Schizophrenia: Machine learning with sensor/source level EEG features and deep learning architectures for diagnosis.
Motor Impairment Rehabilitation: Non-invasive EEG-based BCIs to aid hand movement and support post-stroke motor rehabilitation by rewarding cortical action.
Other Healthcare Areas:
Migraine: ANN-based classification and fuzzy entropy for studying migraine phases (pre-ictal, inter-ictal).
Pain: Investigating correlations between EEG spectral patterns and chronic pain; BCI for phantom limb pain control.
Depressive Disorders: CNNs and DTL for depression recognition from EEG, identifying critical spectral information and useful electrode locations (e.g., temporal areas).
Discussion and Conclusion
The paper concludes by acknowledging the significant progress in EEG-based BCIs due to advances in sensor technology, signal processing, and computational intelligence.

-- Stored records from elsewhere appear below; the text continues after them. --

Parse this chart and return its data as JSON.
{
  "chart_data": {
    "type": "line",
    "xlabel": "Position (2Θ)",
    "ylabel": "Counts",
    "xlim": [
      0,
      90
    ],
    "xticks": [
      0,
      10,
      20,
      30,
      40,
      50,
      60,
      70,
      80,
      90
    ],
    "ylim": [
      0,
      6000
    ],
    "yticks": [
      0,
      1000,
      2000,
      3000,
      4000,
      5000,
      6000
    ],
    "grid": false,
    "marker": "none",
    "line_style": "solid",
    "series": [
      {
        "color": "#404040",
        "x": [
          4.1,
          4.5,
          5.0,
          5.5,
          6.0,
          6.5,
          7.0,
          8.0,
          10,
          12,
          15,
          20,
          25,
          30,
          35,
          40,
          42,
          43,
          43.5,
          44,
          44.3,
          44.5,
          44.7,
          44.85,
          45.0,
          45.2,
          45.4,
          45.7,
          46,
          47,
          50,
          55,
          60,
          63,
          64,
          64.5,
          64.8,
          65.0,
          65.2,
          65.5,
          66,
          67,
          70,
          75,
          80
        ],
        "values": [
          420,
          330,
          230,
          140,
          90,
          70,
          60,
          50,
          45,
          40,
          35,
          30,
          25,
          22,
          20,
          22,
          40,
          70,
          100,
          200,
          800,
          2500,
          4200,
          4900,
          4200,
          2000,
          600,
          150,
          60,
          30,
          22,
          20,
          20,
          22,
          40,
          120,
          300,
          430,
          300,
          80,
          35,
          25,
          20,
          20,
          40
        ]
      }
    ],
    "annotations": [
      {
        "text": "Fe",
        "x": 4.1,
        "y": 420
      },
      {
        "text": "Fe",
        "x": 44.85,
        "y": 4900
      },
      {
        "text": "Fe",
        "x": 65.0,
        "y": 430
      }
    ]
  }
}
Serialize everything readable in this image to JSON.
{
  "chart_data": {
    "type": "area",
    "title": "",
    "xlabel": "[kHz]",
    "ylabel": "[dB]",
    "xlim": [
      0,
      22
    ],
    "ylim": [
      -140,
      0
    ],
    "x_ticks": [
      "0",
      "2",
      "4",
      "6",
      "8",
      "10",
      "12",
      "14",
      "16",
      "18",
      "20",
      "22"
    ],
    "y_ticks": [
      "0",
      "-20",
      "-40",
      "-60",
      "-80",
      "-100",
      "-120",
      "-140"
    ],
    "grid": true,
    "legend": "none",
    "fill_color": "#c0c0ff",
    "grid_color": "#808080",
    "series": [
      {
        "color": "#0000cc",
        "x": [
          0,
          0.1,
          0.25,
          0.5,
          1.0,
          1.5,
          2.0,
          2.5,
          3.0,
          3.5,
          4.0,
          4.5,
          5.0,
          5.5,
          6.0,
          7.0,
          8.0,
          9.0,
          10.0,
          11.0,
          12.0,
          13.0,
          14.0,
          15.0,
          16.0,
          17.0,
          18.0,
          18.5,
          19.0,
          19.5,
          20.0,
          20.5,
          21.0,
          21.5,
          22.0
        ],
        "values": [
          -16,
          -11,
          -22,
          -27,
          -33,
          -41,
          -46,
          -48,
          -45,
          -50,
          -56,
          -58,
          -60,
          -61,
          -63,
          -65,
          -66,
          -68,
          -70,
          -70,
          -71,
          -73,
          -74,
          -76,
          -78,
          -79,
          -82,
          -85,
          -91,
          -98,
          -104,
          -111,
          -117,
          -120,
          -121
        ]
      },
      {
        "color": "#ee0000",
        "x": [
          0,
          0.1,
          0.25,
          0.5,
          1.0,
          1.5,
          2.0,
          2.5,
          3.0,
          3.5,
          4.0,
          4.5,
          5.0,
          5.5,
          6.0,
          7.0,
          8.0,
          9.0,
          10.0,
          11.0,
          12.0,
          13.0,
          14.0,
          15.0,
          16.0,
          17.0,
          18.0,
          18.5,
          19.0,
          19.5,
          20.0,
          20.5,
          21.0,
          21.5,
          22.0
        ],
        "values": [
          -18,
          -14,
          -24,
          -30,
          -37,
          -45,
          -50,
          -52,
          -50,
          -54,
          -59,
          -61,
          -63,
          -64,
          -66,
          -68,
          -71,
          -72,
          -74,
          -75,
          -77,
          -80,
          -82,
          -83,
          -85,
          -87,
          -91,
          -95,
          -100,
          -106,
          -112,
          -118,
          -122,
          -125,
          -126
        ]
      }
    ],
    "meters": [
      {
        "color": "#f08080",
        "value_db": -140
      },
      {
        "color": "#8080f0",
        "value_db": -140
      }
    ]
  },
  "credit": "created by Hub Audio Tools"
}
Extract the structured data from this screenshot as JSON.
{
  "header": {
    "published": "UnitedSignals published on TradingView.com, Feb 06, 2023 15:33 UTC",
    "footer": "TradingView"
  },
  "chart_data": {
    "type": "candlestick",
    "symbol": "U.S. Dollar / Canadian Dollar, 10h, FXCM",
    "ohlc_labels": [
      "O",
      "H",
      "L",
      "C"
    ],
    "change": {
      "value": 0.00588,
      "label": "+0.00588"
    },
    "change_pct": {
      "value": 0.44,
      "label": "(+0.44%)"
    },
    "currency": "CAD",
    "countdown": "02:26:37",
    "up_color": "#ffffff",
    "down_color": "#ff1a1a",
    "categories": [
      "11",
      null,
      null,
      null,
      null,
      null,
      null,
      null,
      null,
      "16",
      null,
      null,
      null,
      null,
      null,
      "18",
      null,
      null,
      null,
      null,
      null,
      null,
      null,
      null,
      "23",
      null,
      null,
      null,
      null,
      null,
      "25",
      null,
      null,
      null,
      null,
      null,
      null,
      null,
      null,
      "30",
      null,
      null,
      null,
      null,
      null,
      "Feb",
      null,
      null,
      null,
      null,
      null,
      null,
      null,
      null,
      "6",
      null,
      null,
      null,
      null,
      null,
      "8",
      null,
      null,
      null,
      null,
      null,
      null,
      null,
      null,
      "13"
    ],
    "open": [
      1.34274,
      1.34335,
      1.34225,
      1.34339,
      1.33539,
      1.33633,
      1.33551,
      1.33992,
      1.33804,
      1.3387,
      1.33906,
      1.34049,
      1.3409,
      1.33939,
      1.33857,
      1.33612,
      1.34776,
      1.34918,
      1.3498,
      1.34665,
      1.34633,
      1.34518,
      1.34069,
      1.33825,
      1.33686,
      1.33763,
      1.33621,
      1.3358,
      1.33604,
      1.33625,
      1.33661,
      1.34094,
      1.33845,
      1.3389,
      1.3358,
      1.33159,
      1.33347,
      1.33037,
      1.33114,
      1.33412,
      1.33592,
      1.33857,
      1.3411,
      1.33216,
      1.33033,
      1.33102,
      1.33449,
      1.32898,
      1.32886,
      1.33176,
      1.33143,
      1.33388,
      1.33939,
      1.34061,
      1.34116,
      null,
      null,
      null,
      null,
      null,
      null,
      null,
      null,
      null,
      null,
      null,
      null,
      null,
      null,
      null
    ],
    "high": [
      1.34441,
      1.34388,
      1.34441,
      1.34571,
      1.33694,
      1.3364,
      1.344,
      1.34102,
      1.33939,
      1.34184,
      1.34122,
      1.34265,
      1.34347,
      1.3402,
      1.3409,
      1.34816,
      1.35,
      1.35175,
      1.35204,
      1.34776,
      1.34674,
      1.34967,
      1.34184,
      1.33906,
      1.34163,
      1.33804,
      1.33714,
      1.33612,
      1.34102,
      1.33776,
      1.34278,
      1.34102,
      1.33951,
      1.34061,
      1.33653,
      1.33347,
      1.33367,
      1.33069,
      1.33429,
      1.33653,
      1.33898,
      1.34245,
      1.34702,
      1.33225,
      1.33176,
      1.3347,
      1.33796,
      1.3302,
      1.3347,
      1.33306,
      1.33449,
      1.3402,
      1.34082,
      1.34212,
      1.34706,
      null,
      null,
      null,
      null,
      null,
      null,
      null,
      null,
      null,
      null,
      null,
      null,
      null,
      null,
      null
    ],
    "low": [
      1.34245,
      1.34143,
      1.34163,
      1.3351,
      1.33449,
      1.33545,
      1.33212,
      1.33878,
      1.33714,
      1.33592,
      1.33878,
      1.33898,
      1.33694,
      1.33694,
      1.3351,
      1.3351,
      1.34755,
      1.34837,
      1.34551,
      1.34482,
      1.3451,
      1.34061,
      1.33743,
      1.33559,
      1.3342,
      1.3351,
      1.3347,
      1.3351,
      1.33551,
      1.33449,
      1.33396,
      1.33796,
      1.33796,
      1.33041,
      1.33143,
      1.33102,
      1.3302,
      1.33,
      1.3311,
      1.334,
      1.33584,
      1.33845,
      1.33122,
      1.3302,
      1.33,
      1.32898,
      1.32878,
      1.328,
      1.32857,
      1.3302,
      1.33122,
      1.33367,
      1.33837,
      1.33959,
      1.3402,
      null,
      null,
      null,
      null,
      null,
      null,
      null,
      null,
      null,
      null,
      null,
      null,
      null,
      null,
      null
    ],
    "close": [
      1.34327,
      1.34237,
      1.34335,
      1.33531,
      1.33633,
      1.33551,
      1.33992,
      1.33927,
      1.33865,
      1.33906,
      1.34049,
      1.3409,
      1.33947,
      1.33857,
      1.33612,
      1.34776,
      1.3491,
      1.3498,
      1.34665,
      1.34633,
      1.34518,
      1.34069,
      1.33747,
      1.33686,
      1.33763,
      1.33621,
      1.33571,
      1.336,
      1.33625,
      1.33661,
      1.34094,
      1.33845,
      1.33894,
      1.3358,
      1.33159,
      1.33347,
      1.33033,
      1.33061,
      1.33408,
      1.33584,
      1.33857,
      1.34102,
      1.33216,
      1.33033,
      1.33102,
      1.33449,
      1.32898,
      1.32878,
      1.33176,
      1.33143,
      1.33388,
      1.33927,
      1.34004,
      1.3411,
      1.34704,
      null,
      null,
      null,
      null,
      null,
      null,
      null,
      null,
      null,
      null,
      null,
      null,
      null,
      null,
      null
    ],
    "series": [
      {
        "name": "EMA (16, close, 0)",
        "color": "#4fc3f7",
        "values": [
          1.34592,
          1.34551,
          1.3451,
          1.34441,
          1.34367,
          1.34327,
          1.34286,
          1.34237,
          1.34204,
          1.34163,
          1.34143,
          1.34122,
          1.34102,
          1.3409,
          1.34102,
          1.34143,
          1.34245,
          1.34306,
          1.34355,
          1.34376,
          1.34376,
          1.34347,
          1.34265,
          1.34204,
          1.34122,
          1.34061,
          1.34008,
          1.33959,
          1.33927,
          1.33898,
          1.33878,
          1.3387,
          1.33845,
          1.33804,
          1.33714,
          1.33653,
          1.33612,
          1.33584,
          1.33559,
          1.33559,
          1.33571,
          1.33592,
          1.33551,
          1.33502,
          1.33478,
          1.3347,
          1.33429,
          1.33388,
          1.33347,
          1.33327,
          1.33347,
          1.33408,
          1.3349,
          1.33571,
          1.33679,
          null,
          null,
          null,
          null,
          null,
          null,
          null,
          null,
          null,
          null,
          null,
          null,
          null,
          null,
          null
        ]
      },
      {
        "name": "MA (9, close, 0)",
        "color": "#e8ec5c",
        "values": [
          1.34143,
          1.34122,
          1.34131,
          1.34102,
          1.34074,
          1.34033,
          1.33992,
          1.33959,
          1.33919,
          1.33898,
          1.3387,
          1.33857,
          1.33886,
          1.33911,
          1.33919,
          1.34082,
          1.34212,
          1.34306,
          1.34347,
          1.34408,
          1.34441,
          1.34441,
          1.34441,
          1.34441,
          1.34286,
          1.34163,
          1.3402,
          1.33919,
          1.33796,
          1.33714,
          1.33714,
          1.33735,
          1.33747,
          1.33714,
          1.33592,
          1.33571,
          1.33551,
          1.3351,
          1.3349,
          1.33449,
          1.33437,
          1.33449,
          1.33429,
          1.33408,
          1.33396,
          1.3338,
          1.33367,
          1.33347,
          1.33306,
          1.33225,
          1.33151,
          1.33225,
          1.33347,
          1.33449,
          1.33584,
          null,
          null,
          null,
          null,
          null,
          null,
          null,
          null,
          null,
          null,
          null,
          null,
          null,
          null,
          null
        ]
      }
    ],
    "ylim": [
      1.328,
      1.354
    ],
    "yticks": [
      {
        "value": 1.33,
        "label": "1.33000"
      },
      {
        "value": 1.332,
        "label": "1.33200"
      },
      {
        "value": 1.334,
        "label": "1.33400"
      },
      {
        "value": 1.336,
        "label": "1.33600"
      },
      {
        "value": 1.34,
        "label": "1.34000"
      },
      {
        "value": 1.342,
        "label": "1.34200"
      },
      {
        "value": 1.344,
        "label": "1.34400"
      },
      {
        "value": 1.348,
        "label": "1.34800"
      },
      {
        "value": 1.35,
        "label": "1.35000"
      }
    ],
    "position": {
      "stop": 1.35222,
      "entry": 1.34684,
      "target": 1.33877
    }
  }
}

However, challenges in real-world usability, prediction/classification capability, and stability in complex scenarios remain.
Future research directions highlighted include:
Further development of cost-effective, comfortable, and high-quality dry EEG sensors.
Integrating BCI with other physiological signals (hybrid BCIs) to improve accuracy.
Combining Augmented Reality (AR) with EEG-BCIs for immersive applications (e.g., using SSVEPs with AR glasses).
Developing adaptive BCI training leveraging TL and DTL.
Creating robust defenses against adversarial attacks on BCI systems.
Exploring closed-loop BCI methods with reinforcement learning for therapy and improved training.
Overall, the survey provides a detailed overview of the state-of-the-art in EEG-based BCIs from 2015-2019, emphasizing practical implementation aspects, diverse applications, and future challenges in this rapidly evolving interdisciplinary field.